Design World
- Editorial Director: Paul Heney
- Staff writers: Leslie Langnau, Miles Budimir, Mike Santora, Lisa Eitel, Mary Gannon, Lee Teschler
- Categories: Design, engineering
- Frequency: Monthly
- Circulation: 40,000 BPA Audited
- Publisher: Mike Emich, Scott Mccaffery
- First issue: October 2006
- Company: WTWH Media LLC
- Country: United States
- Based in: Cleveland, Ohio
- Language: English
- Website: designworldonline.com
- ISSN: 1941-7217

= Design World =

Design World is a U.S. trade magazine headquartered in Cleveland, Ohio with print and online issues covering topics in the field of OEM design engineering. Design World also publishes special issues and handbooks on related topics such as motion control, bearings, sensors, packaging, semiconductors, machine tools, energy, fluid power and robotics.
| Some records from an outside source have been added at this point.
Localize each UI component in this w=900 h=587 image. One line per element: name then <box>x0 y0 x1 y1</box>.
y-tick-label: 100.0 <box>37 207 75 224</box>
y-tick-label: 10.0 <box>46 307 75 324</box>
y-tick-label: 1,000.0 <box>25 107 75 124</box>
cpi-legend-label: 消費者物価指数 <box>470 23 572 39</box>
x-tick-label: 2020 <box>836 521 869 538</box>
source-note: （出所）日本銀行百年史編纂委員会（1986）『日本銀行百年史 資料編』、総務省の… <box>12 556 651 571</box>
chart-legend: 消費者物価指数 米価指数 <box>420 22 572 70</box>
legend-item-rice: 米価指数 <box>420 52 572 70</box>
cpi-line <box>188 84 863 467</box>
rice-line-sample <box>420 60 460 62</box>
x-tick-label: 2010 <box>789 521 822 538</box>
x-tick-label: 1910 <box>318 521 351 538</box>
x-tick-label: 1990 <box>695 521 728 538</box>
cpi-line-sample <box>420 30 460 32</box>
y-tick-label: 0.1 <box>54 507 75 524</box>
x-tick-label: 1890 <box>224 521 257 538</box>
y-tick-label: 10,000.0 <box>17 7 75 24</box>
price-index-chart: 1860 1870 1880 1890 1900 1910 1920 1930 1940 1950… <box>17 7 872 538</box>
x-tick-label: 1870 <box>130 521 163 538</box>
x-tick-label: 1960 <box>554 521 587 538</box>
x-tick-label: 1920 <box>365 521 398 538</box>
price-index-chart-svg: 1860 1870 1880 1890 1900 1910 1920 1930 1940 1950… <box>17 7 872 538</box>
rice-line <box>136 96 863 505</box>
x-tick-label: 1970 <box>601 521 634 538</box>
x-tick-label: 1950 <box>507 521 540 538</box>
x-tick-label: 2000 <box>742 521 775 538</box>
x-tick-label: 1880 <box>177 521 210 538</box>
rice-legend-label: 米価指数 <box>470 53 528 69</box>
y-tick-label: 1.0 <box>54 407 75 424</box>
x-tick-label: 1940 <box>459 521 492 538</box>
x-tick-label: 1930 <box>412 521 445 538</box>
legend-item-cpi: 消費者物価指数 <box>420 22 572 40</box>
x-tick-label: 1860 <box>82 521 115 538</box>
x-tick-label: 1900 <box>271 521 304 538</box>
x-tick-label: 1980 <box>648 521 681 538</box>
Design World publishes twelve print editions annually that are sent to a BPA-audited circulation of 40,000 OEM design engineers. The digital version of the magazine is sent monthly to 100,000 subscribers.

==History==
Design World is owned and managed by a publishing company, WTWH Media, originally headquartered in Middleburg Heights, Ohio. The initial editorial team was established on September 1, 2006, with the first issue being published in October 2006.
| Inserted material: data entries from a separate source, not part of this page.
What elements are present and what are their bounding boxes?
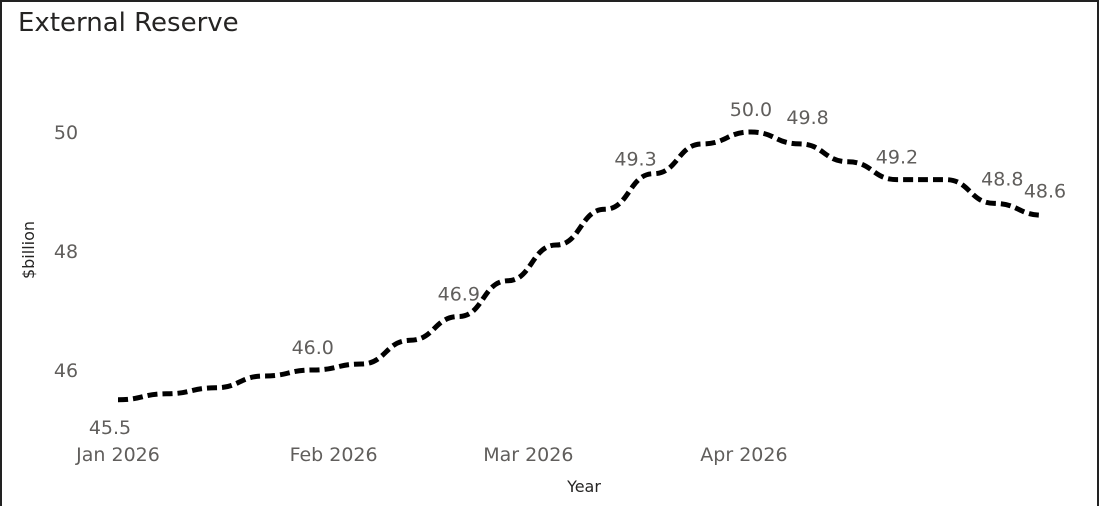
data-label: 49.8	[786, 107, 828, 129]
x-tick-label: Apr 2026	[700, 444, 787, 466]
data-label: 49.3	[614, 149, 656, 171]
data-label: 48.8	[981, 168, 1023, 190]
data-label: 46.9	[438, 283, 480, 305]
y-axis-title: $billion	[19, 221, 38, 279]
y-tick-label: 50	[54, 122, 78, 144]
x-axis-title: Year	[566, 477, 601, 496]
data-label: 49.2	[876, 147, 918, 169]
data-label: 48.6	[1024, 180, 1066, 202]
data-label: 45.5	[89, 417, 131, 439]
chart-title: External Reserve	[18, 8, 239, 38]
data-label: 50.0	[730, 99, 772, 121]
data-labels: 45.5 46.0 46.9 49.3 50.0 49.8 49.2 48.848.6	[89, 99, 1066, 439]
x-tick-label: Feb 2026	[290, 444, 378, 466]
y-axis-ticks: 46 48 50	[54, 122, 78, 382]
y-tick-label: 48	[54, 241, 78, 263]
data-label: 46.0	[292, 337, 334, 359]
series-line	[117, 129, 1044, 403]
y-tick-label: 46	[54, 360, 78, 382]
x-tick-label: Mar 2026	[483, 444, 573, 466]
x-axis-ticks: Jan 2026 Feb 2026 Mar 2026 Apr 2026	[75, 444, 787, 466]
x-tick-label: Jan 2026	[75, 444, 160, 466]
In 2007, Design World created an issue named Leadership in Engineering, that is published annually in January. This issue nominates inventors, specific departments, and companies exemplifying leadership in the engineering field.

==Awards and honors==
In 2008 and 2009, Design World was selected as a winner in the APEX Awards for Publication Excellence for best new design and layout.

In 2009, Design World won an ASBPF Regional Design Award for business circulations under 80,000.